The scene that sticks with me today, though, is when our untrustworthy narrator is explaining just exactly what he does in his day job as an auto recall coordinator to the poor woman who had the misfortune of drawing the seat next to him on this particular flight.
Twenty years later, it’s a calculus you see being made every day in corporate America, through actions like the NBA making one of its top executives grovel through the mud for daring to tweet his support of democracy in the face of Chinese authoritarianism. How many millions in sponsorship and sneaker sales are worth the price of your freedom and dignity? That number may be in constant flux, depending on the ebbs and flows of the geopolitical tide that day, but it looms in the background of every business decision.

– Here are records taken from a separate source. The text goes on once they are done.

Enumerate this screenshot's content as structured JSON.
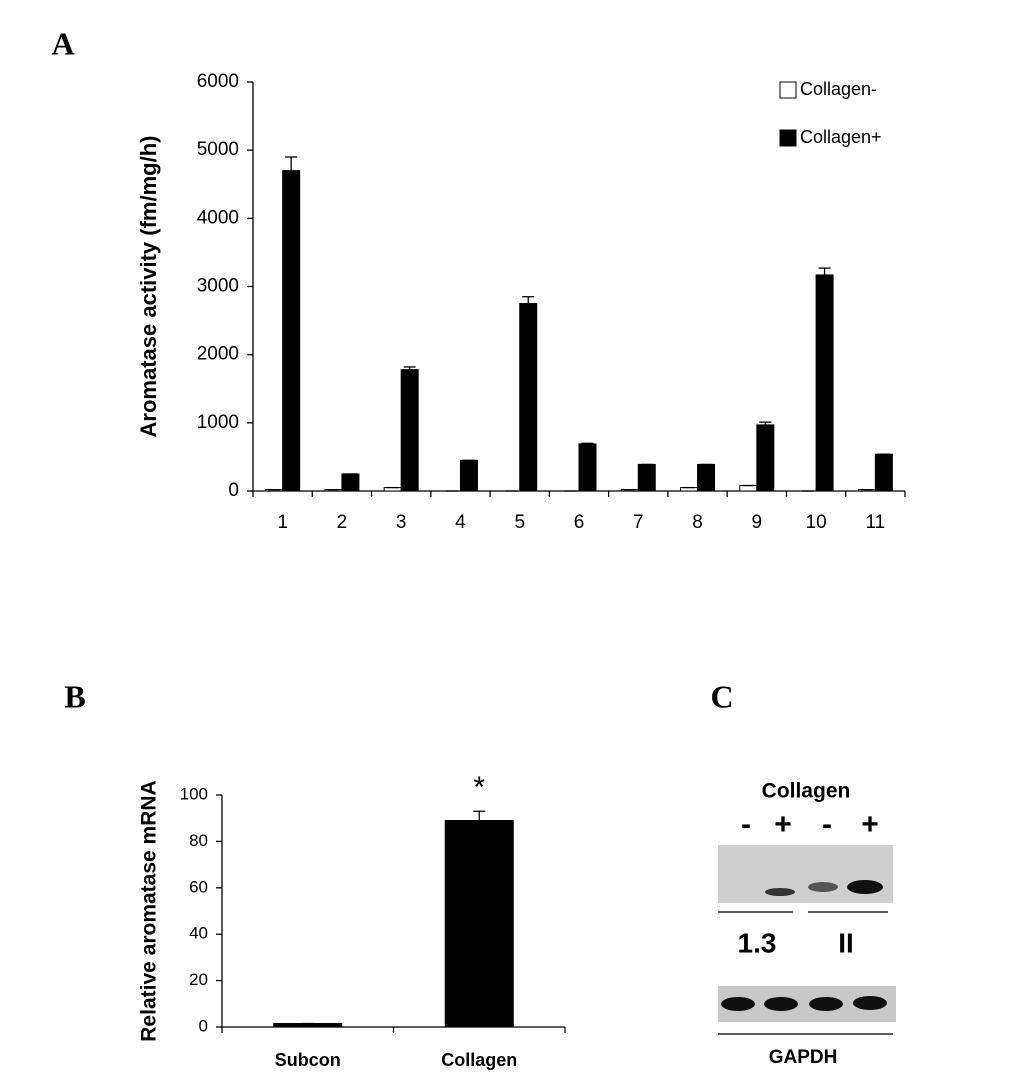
{
  "panels": [
    "A",
    "B",
    "C"
  ],
  "chart_data": [
    {
      "type": "bar",
      "ylabel": "Aromatase activity (fm/mg/h)",
      "categories": [
        "1",
        "2",
        "3",
        "4",
        "5",
        "6",
        "7",
        "8",
        "9",
        "10",
        "11"
      ],
      "series": [
        {
          "name": "Collagen-",
          "color": "#ffffff",
          "values": [
            20,
            20,
            50,
            0,
            0,
            0,
            20,
            50,
            80,
            0,
            20
          ],
          "errors": [
            0,
            0,
            0,
            0,
            0,
            0,
            0,
            0,
            0,
            0,
            0
          ]
        },
        {
          "name": "Collagen+",
          "color": "#000000",
          "values": [
            4700,
            250,
            1780,
            450,
            2750,
            690,
            390,
            390,
            970,
            3170,
            540
          ],
          "errors": [
            200,
            0,
            40,
            0,
            100,
            10,
            0,
            0,
            40,
            100,
            0
          ]
        }
      ],
      "ylim": [
        0,
        6000
      ],
      "yticks": [
        0,
        1000,
        2000,
        3000,
        4000,
        5000,
        6000
      ],
      "legend": "upper right"
    },
    {
      "type": "bar",
      "ylabel": "Relative aromatase mRNA",
      "categories": [
        "Subcon",
        "Collagen"
      ],
      "values": [
        1.5,
        89
      ],
      "errors": [
        0,
        4
      ],
      "color": "#000000",
      "annotation": "*",
      "ylim": [
        0,
        100
      ],
      "yticks": [
        0,
        20,
        40,
        60,
        80,
        100
      ]
    }
  ],
  "gel": {
    "label": "Collagen",
    "lanes": [
      "-",
      "+",
      "-",
      "+"
    ],
    "groups": [
      "1.3",
      "II"
    ],
    "loading_control": "GAPDH"
  }
}
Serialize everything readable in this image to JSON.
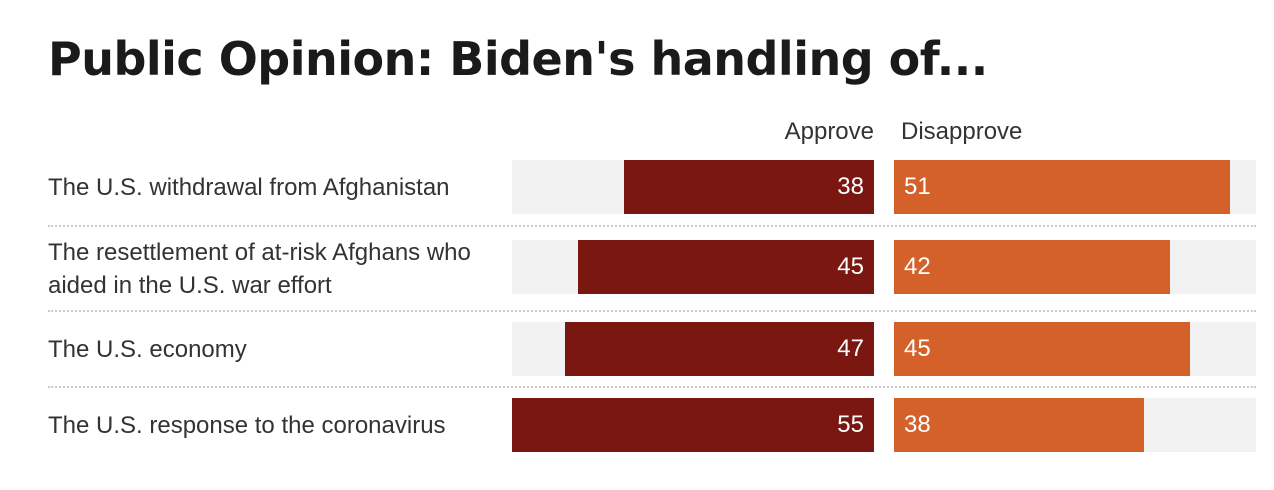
{
  "chart_data": {
    "type": "bar",
    "title": "Public Opinion: Biden's handling of...",
    "categories": [
      "The U.S. withdrawal from Afghanistan",
      "The resettlement of at-risk Afghans who aided in the U.S. war effort",
      "The U.S. economy",
      "The U.S. response to the coronavirus"
    ],
    "series": [
      {
        "name": "Approve",
        "values": [
          38,
          45,
          47,
          55
        ],
        "color": "#7a1711"
      },
      {
        "name": "Disapprove",
        "values": [
          51,
          42,
          45,
          38
        ],
        "color": "#d4602a"
      }
    ],
    "xlim": [
      0,
      55
    ],
    "track_color": "#f2f2f2",
    "layout": "diverging horizontal bars, approve to left of center, disapprove to right"
  }
}
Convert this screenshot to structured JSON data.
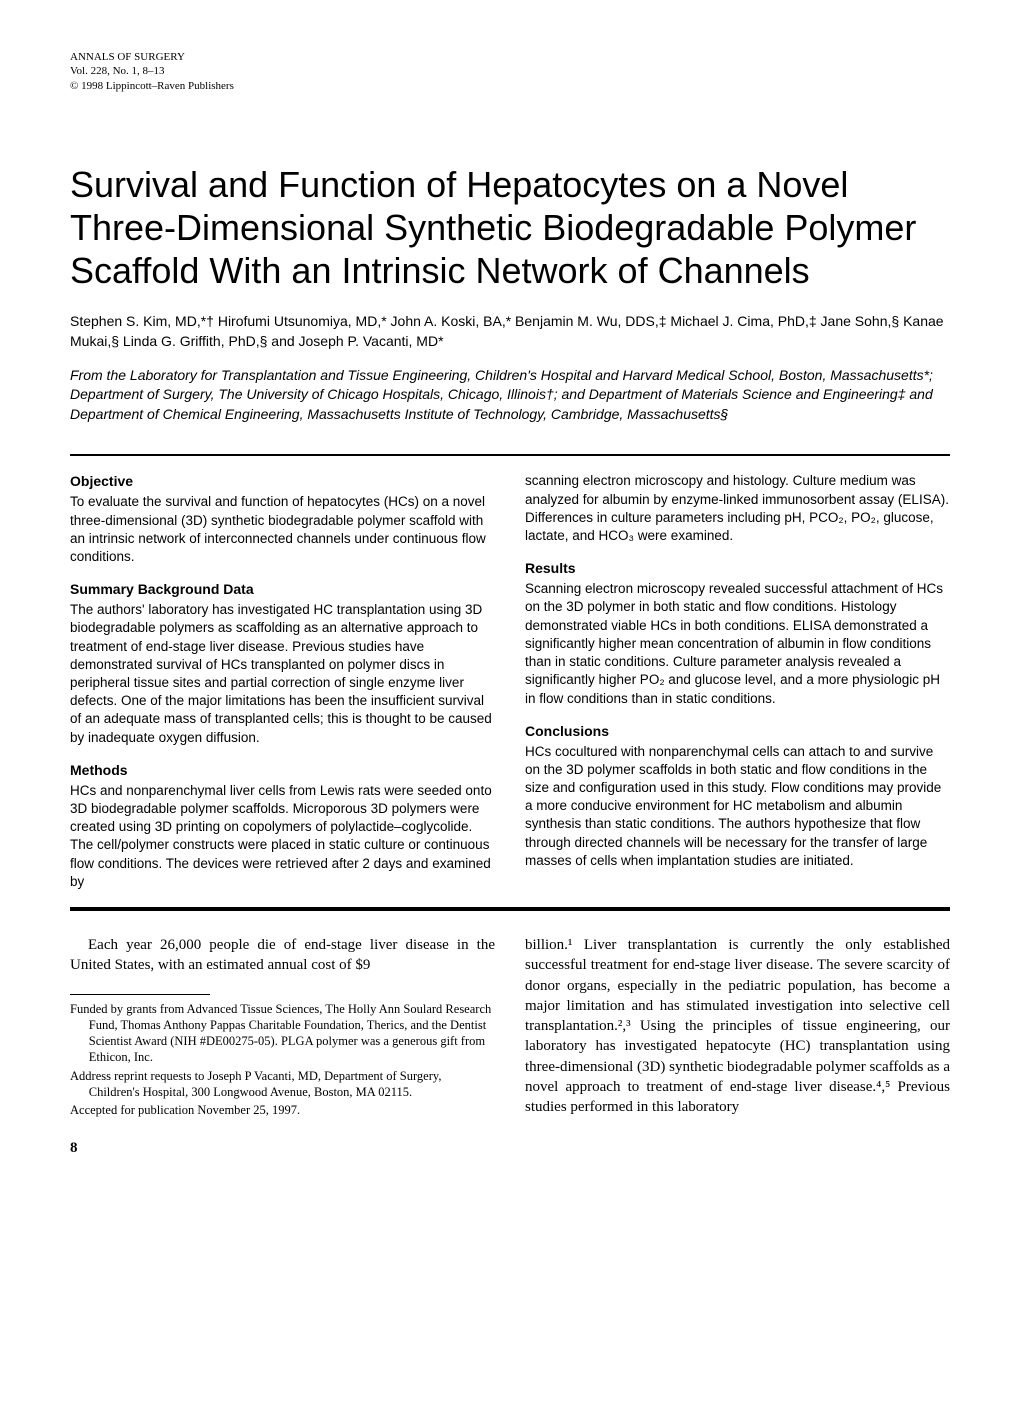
{
  "journal": {
    "name": "ANNALS OF SURGERY",
    "volume": "Vol. 228, No. 1, 8–13",
    "copyright": "© 1998 Lippincott–Raven Publishers"
  },
  "title": "Survival and Function of Hepatocytes on a Novel Three-Dimensional Synthetic Biodegradable Polymer Scaffold With an Intrinsic Network of Channels",
  "authors": "Stephen S. Kim, MD,*† Hirofumi Utsunomiya, MD,* John A. Koski, BA,* Benjamin M. Wu, DDS,‡ Michael J. Cima, PhD,‡ Jane Sohn,§ Kanae Mukai,§ Linda G. Griffith, PhD,§ and Joseph P. Vacanti, MD*",
  "affiliations": "From the Laboratory for Transplantation and Tissue Engineering, Children's Hospital and Harvard Medical School, Boston, Massachusetts*; Department of Surgery, The University of Chicago Hospitals, Chicago, Illinois†; and Department of Materials Science and Engineering‡ and Department of Chemical Engineering, Massachusetts Institute of Technology, Cambridge, Massachusetts§",
  "abstract": {
    "objective": {
      "heading": "Objective",
      "text": "To evaluate the survival and function of hepatocytes (HCs) on a novel three-dimensional (3D) synthetic biodegradable polymer scaffold with an intrinsic network of interconnected channels under continuous flow conditions."
    },
    "background": {
      "heading": "Summary Background Data",
      "text": "The authors' laboratory has investigated HC transplantation using 3D biodegradable polymers as scaffolding as an alternative approach to treatment of end-stage liver disease. Previous studies have demonstrated survival of HCs transplanted on polymer discs in peripheral tissue sites and partial correction of single enzyme liver defects. One of the major limitations has been the insufficient survival of an adequate mass of transplanted cells; this is thought to be caused by inadequate oxygen diffusion."
    },
    "methods": {
      "heading": "Methods",
      "text": "HCs and nonparenchymal liver cells from Lewis rats were seeded onto 3D biodegradable polymer scaffolds. Microporous 3D polymers were created using 3D printing on copolymers of polylactide–coglycolide. The cell/polymer constructs were placed in static culture or continuous flow conditions. The devices were retrieved after 2 days and examined by"
    },
    "methods_cont": "scanning electron microscopy and histology. Culture medium was analyzed for albumin by enzyme-linked immunosorbent assay (ELISA). Differences in culture parameters including pH, PCO₂, PO₂, glucose, lactate, and HCO₃ were examined.",
    "results": {
      "heading": "Results",
      "text": "Scanning electron microscopy revealed successful attachment of HCs on the 3D polymer in both static and flow conditions. Histology demonstrated viable HCs in both conditions. ELISA demonstrated a significantly higher mean concentration of albumin in flow conditions than in static conditions. Culture parameter analysis revealed a significantly higher PO₂ and glucose level, and a more physiologic pH in flow conditions than in static conditions."
    },
    "conclusions": {
      "heading": "Conclusions",
      "text": "HCs cocultured with nonparenchymal cells can attach to and survive on the 3D polymer scaffolds in both static and flow conditions in the size and configuration used in this study. Flow conditions may provide a more conducive environment for HC metabolism and albumin synthesis than static conditions. The authors hypothesize that flow through directed channels will be necessary for the transfer of large masses of cells when implantation studies are initiated."
    }
  },
  "body": {
    "left_para": "Each year 26,000 people die of end-stage liver disease in the United States, with an estimated annual cost of $9",
    "right_para": "billion.¹ Liver transplantation is currently the only established successful treatment for end-stage liver disease. The severe scarcity of donor organs, especially in the pediatric population, has become a major limitation and has stimulated investigation into selective cell transplantation.²,³ Using the principles of tissue engineering, our laboratory has investigated hepatocyte (HC) transplantation using three-dimensional (3D) synthetic biodegradable polymer scaffolds as a novel approach to treatment of end-stage liver disease.⁴,⁵ Previous studies performed in this laboratory"
  },
  "footnotes": {
    "funding": "Funded by grants from Advanced Tissue Sciences, The Holly Ann Soulard Research Fund, Thomas Anthony Pappas Charitable Foundation, Therics, and the Dentist Scientist Award (NIH #DE00275-05). PLGA polymer was a generous gift from Ethicon, Inc.",
    "reprint": "Address reprint requests to Joseph P Vacanti, MD, Department of Surgery, Children's Hospital, 300 Longwood Avenue, Boston, MA 02115.",
    "accepted": "Accepted for publication November 25, 1997."
  },
  "page_number": "8"
}
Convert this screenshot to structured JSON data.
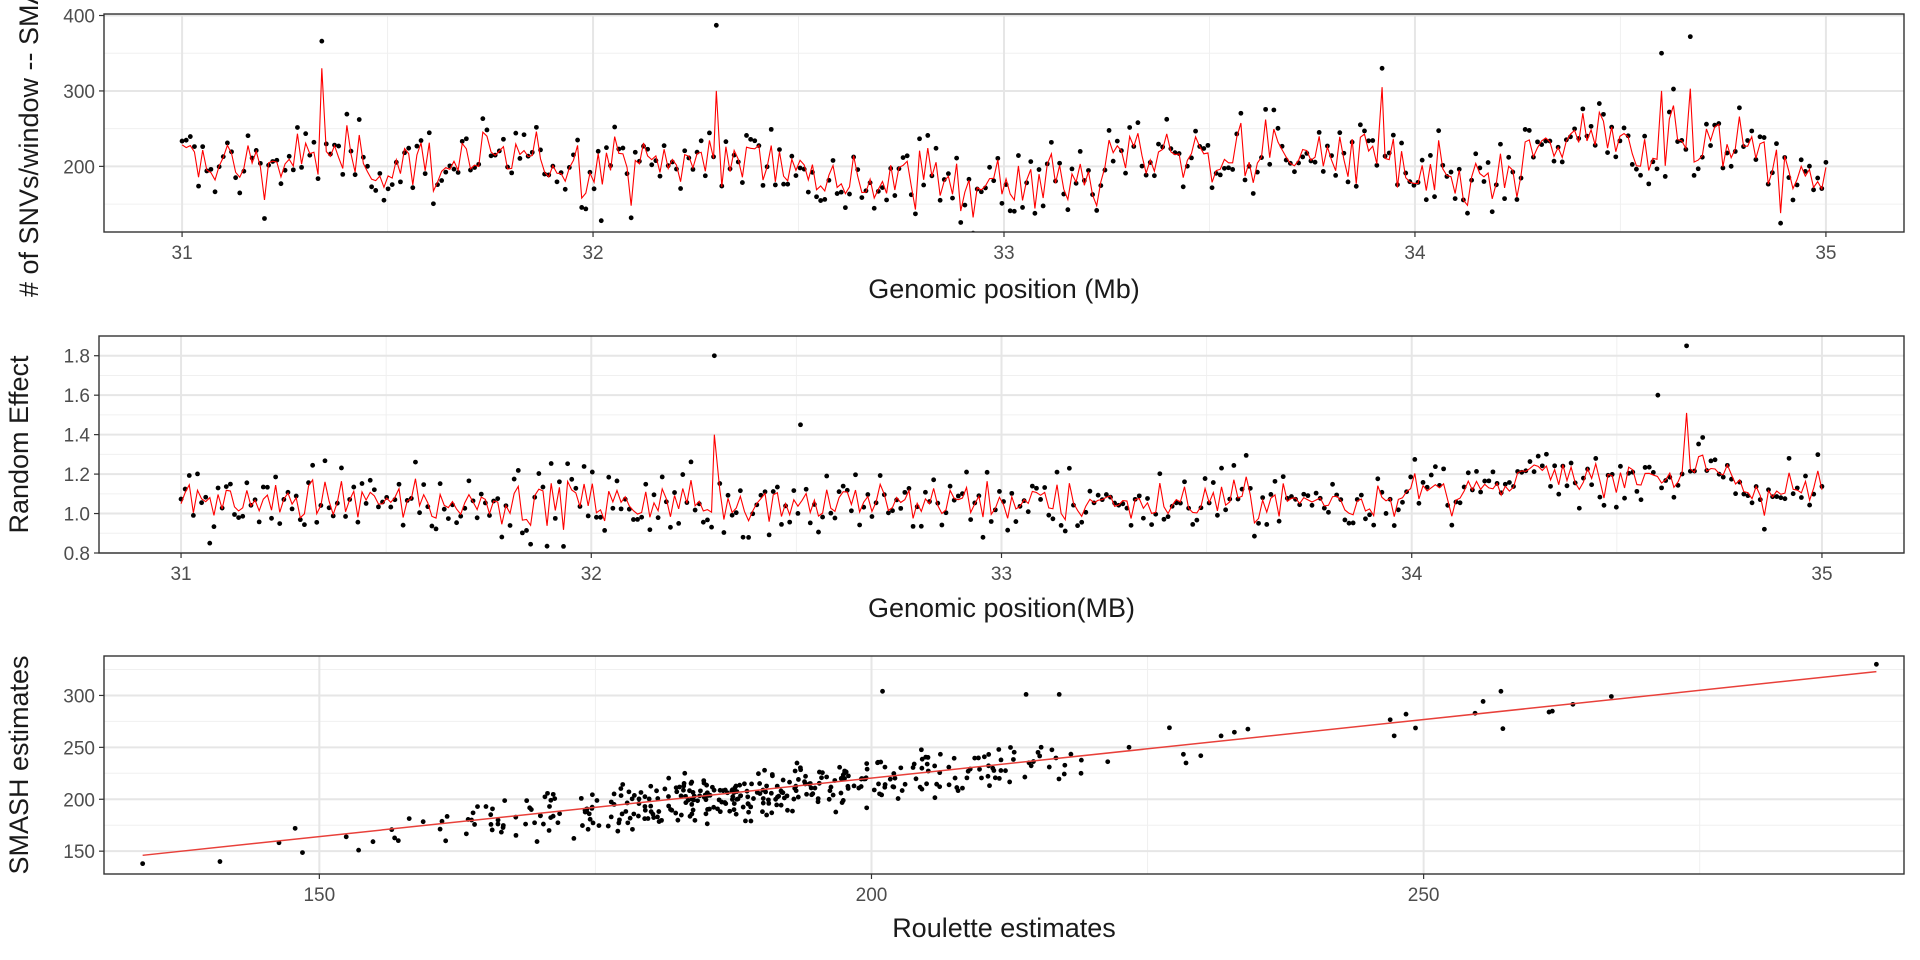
{
  "chart_data": [
    {
      "id": "snv",
      "type": "scatter",
      "xlabel": "Genomic position (Mb)",
      "ylabel": "# of SNVs/window -- SMASH",
      "xlim": [
        30.81,
        35.19
      ],
      "ylim": [
        113,
        402
      ],
      "xticks": [
        31,
        32,
        33,
        34,
        35
      ],
      "xtick_labels": [
        "31",
        "32",
        "33",
        "34",
        "35"
      ],
      "yticks": [
        200,
        300,
        400
      ],
      "ytick_labels": [
        "200",
        "300",
        "400"
      ],
      "grid": true,
      "legend": "none",
      "series": [
        {
          "kind": "points",
          "color": "#000000",
          "x_range": [
            31.0,
            35.0
          ],
          "n": 400,
          "y_sample": [
            178,
            246,
            186,
            210,
            165,
            232,
            242,
            190,
            215,
            230,
            210,
            366,
            205,
            230,
            255,
            264,
            302,
            205,
            217,
            300,
            320,
            244,
            215,
            270,
            200,
            180,
            190,
            215,
            298,
            210,
            200,
            170,
            128,
            200,
            190,
            160,
            215,
            170,
            240,
            150,
            387,
            280,
            290,
            160,
            230,
            180,
            283,
            200,
            190,
            170,
            200,
            175,
            160,
            190,
            190,
            178,
            257,
            180,
            160,
            190,
            142,
            170,
            130,
            185,
            210,
            260,
            215,
            190,
            205,
            240,
            175,
            222,
            200,
            236,
            205,
            230,
            246,
            190,
            210,
            330,
            160,
            175,
            170,
            200,
            170,
            190,
            160,
            155,
            205,
            200,
            255,
            276,
            210,
            230,
            240,
            225,
            250,
            300,
            350,
            190,
            372,
            200,
            230,
            250,
            288,
            200,
            180,
            175,
            200,
            210,
            175
          ],
          "notable_points": [
            [
              31.34,
              366
            ],
            [
              32.3,
              387
            ],
            [
              33.92,
              330
            ],
            [
              34.6,
              350
            ],
            [
              34.67,
              372
            ],
            [
              32.02,
              128
            ]
          ]
        },
        {
          "kind": "line",
          "color": "#ff0000",
          "x_range": [
            31.0,
            35.0
          ],
          "n": 400,
          "peaks": [
            [
              31.34,
              330
            ],
            [
              32.3,
              300
            ],
            [
              33.92,
              305
            ],
            [
              34.6,
              300
            ],
            [
              34.67,
              303
            ]
          ]
        }
      ]
    },
    {
      "id": "random-effect",
      "type": "scatter",
      "xlabel": "Genomic position(MB)",
      "ylabel": "Random Effect",
      "xlim": [
        30.8,
        35.2
      ],
      "ylim": [
        0.8,
        1.9
      ],
      "xticks": [
        31,
        32,
        33,
        34,
        35
      ],
      "xtick_labels": [
        "31",
        "32",
        "33",
        "34",
        "35"
      ],
      "yticks": [
        0.8,
        1.0,
        1.2,
        1.4,
        1.6,
        1.8
      ],
      "ytick_labels": [
        "0.8",
        "1.0",
        "1.2",
        "1.4",
        "1.6",
        "1.8"
      ],
      "grid": true,
      "legend": "none",
      "series": [
        {
          "kind": "points",
          "color": "#000000",
          "x_range": [
            31.0,
            35.0
          ],
          "n": 400,
          "notable_points": [
            [
              31.07,
              0.85
            ],
            [
              32.3,
              1.8
            ],
            [
              32.51,
              1.45
            ],
            [
              34.6,
              1.6
            ],
            [
              34.67,
              1.85
            ],
            [
              32.37,
              0.88
            ]
          ]
        },
        {
          "kind": "line",
          "color": "#ff0000",
          "x_range": [
            31.0,
            35.0
          ],
          "n": 400,
          "peaks": [
            [
              32.3,
              1.4
            ],
            [
              34.67,
              1.51
            ]
          ]
        }
      ]
    },
    {
      "id": "roulette-vs-smash",
      "type": "scatter",
      "xlabel": "Roulette estimates",
      "ylabel": "SMASH estimates",
      "xlim": [
        130.5,
        293.5
      ],
      "ylim": [
        128,
        338
      ],
      "xticks": [
        150,
        200,
        250
      ],
      "xtick_labels": [
        "150",
        "200",
        "250"
      ],
      "yticks": [
        150,
        200,
        250,
        300
      ],
      "ytick_labels": [
        "150",
        "200",
        "250",
        "300"
      ],
      "grid": true,
      "legend": "none",
      "series": [
        {
          "kind": "points",
          "color": "#000000",
          "n": 400,
          "notable_points": [
            [
              134,
              138
            ],
            [
              141,
              140
            ],
            [
              201,
              304
            ],
            [
              214,
              301
            ],
            [
              217,
              301
            ],
            [
              257,
              304
            ],
            [
              267,
              299
            ],
            [
              291,
              330
            ]
          ]
        },
        {
          "kind": "fit-line",
          "color": "#e8403a",
          "x": [
            134,
            291
          ],
          "y": [
            146,
            323
          ]
        }
      ]
    }
  ]
}
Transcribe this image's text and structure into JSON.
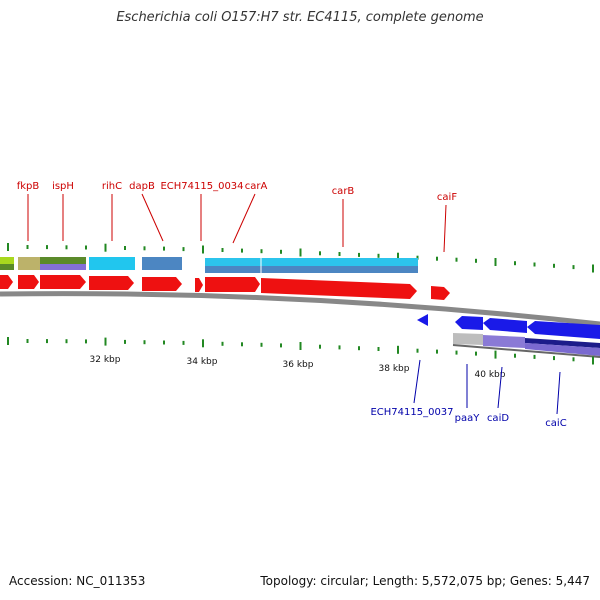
{
  "title": "Escherichia coli O157:H7 str. EC4115, complete genome",
  "footer": {
    "accession": "Accession: NC_011353",
    "summary": "Topology: circular; Length: 5,572,075 bp; Genes: 5,447"
  },
  "ticks": [
    "32 kbp",
    "34 kbp",
    "36 kbp",
    "38 kbp",
    "40 kbp"
  ],
  "genes_top": [
    "fkpB",
    "ispH",
    "rihC",
    "dapB",
    "ECH74115_0034",
    "carA",
    "carB",
    "caiF"
  ],
  "genes_bottom": [
    "ECH74115_0037",
    "paaY",
    "caiD",
    "caiC"
  ],
  "colors": {
    "forward_gene": "#ff0000",
    "reverse_gene": "#0000ff",
    "top_label": "#cc0000",
    "bottom_label": "#0000aa",
    "backbone": "#888888",
    "tick": "#228822"
  }
}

In a world marred by gun violence, under the constant, existential threat of climate change, we may not need to be reminded that our lives are ending one minute at a time. But the fire hose of news that hits us every time we tune in or log on can create the same numbing effect “Fight Club” expressed about consumer culture. That’s why the film still resonates, 20 years later, in a world where the everyday dangers are much less subtle than they were in 1999.
It’s why people still break the first two rules.